The Yuanshan area that radiates outward from TFAM has served as an official political, military, cultural, and educational arena in multiple capacities during a period of over a century in Taiwan’s modern historical development. In addition to prehistoric civilizations evidenced by the Yuanshan Archaeological Site, the area was home to railway infrastructure built by Governor-Generals of Taiwan (now the Tamshui MRT Line) and to the Taiwan Grand Shrine and Yuanshan Garden (present-day Grand Hotel) during the Japanese colonial period, followed by other institutions, including the Taipei Headquarters Support Activity for the U.S. Military (now the Taipei Expo Park); Radio Taiwan International, and the now-relocated Taipei Zoo and Children’s Amusement Park.
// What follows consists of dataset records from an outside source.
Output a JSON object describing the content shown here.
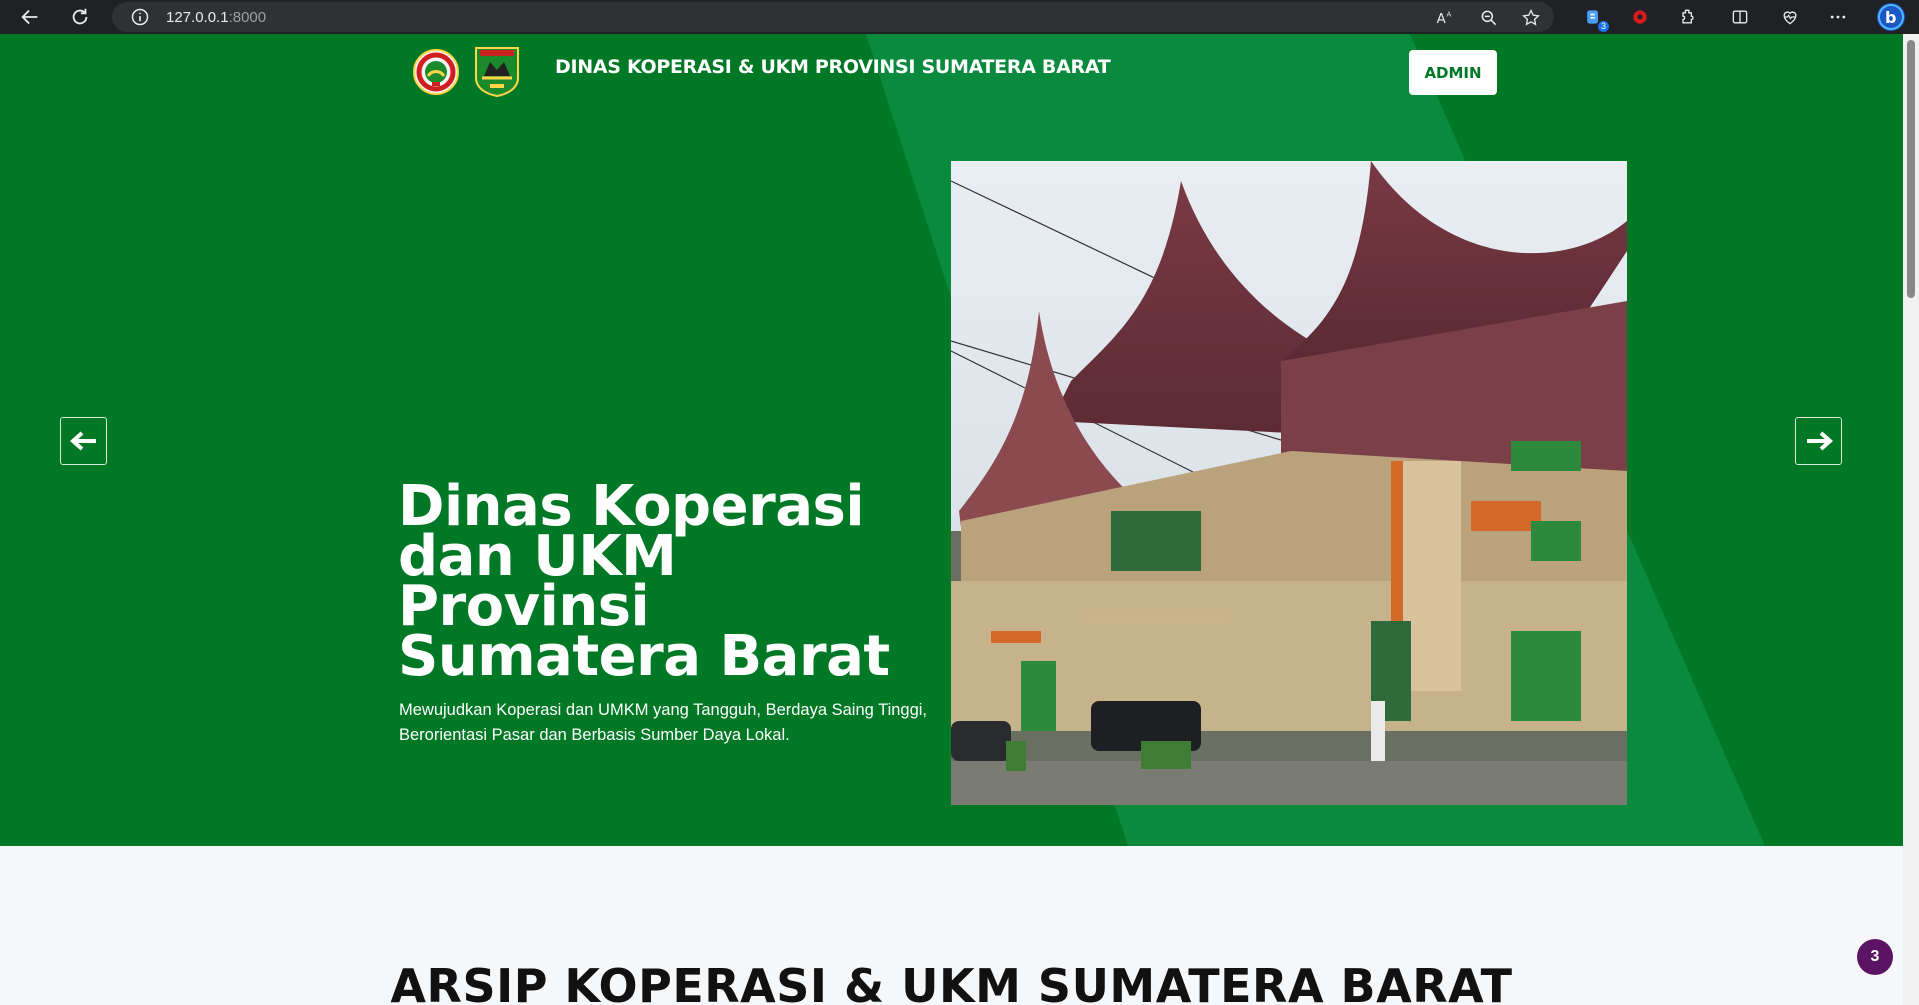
{
  "browser": {
    "url_host": "127.0.0.1",
    "url_port": ":8000",
    "extension_badge": "3",
    "icons": [
      "back-icon",
      "reload-icon",
      "info-icon",
      "read-aloud-icon",
      "zoom-icon",
      "favorite-icon",
      "extension-icon",
      "record-icon",
      "extensions-icon",
      "split-screen-icon",
      "health-icon",
      "more-icon",
      "bing-icon"
    ]
  },
  "header": {
    "brand": "DINAS KOPERASI & UKM PROVINSI SUMATERA BARAT",
    "admin_label": "ADMIN"
  },
  "hero": {
    "title": "Dinas Koperasi dan UKM Provinsi Sumatera Barat",
    "subtitle": "Mewujudkan Koperasi dan UMKM yang Tangguh, Berdaya Saing Tinggi, Berorientasi Pasar dan Berbasis Sumber Daya Lokal.",
    "background_color": "#017825",
    "accent_color": "#0a8a3e"
  },
  "section": {
    "title": "ARSIP KOPERASI & UKM SUMATERA BARAT"
  },
  "notification": {
    "count": "3",
    "color": "#5b1463"
  }
}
Over time, these official arenas have been overlaid and rewritten by the powers that be, as have the interior spaces at the TFAM. Huang makes use of the large panoramic windows in the museum’s first floor lobby on which she mounts three historical images relevant to this space: Prince Hirohito’s procession along the Imperial Messenger Road; Eisenhower waving to the crowds; and the relocation of the zoo. Digits on the images indicate the distance in time between the events and TFAM in 2016. Unlabeled events are annotated on the lobby floor in a corresponding spatiotemporal map.
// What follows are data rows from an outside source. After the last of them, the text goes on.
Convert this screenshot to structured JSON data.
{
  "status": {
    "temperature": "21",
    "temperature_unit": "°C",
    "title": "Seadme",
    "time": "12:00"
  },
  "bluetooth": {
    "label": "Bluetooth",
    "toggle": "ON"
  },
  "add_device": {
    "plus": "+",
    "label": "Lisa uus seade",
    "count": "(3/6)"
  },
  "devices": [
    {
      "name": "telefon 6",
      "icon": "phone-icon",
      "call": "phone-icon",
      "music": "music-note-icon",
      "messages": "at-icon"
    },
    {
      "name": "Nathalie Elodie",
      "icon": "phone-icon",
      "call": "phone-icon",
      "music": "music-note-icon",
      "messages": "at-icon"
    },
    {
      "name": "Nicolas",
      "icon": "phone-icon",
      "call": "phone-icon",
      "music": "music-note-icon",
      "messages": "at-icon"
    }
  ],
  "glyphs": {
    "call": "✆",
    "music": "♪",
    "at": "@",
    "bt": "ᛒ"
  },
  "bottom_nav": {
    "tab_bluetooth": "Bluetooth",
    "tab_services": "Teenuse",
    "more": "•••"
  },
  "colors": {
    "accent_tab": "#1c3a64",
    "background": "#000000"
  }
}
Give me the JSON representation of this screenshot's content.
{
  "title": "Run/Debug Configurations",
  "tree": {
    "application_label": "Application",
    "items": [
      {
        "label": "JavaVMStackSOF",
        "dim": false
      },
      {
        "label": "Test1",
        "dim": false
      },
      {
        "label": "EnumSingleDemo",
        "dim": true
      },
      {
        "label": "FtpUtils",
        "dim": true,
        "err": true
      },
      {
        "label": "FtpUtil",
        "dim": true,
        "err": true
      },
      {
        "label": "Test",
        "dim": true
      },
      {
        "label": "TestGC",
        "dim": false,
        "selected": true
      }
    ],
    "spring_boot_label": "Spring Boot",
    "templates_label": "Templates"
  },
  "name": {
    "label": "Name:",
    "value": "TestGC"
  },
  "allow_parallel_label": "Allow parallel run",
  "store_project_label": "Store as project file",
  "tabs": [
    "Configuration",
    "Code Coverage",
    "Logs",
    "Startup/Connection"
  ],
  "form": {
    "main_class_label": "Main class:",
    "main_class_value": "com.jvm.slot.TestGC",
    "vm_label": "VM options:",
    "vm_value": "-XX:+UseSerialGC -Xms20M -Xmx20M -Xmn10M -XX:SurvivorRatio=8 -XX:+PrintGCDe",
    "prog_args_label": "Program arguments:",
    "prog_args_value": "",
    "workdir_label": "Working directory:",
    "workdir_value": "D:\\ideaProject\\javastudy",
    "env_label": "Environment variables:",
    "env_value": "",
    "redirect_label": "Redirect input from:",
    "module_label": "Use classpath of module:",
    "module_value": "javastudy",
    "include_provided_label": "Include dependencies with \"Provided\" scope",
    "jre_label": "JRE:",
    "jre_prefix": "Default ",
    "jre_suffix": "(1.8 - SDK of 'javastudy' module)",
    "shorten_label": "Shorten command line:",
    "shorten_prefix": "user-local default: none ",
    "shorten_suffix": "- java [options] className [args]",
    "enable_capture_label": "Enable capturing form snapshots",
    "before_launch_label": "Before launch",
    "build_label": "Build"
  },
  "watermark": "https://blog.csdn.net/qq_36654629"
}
The audience is invited to leave their silhouettes on the mounted images, to the accompaniment of music playing on speakers from the song “Happy Paradise” written three decades ago for the zoo’s relocation. In the process of peeling off these silhouettes made with a layer of silicon paint from the window glass, existing insulating film on the glass is simultaneously removed, creating a visual effect that suggests two metaphors: the ambiguous reappearance of history; and the floating forms of individuals now absent. The pile of discarded human shapes echoes the stratified history of official arenas and midden heaps excavated from the Yuanshan Archaeological Site.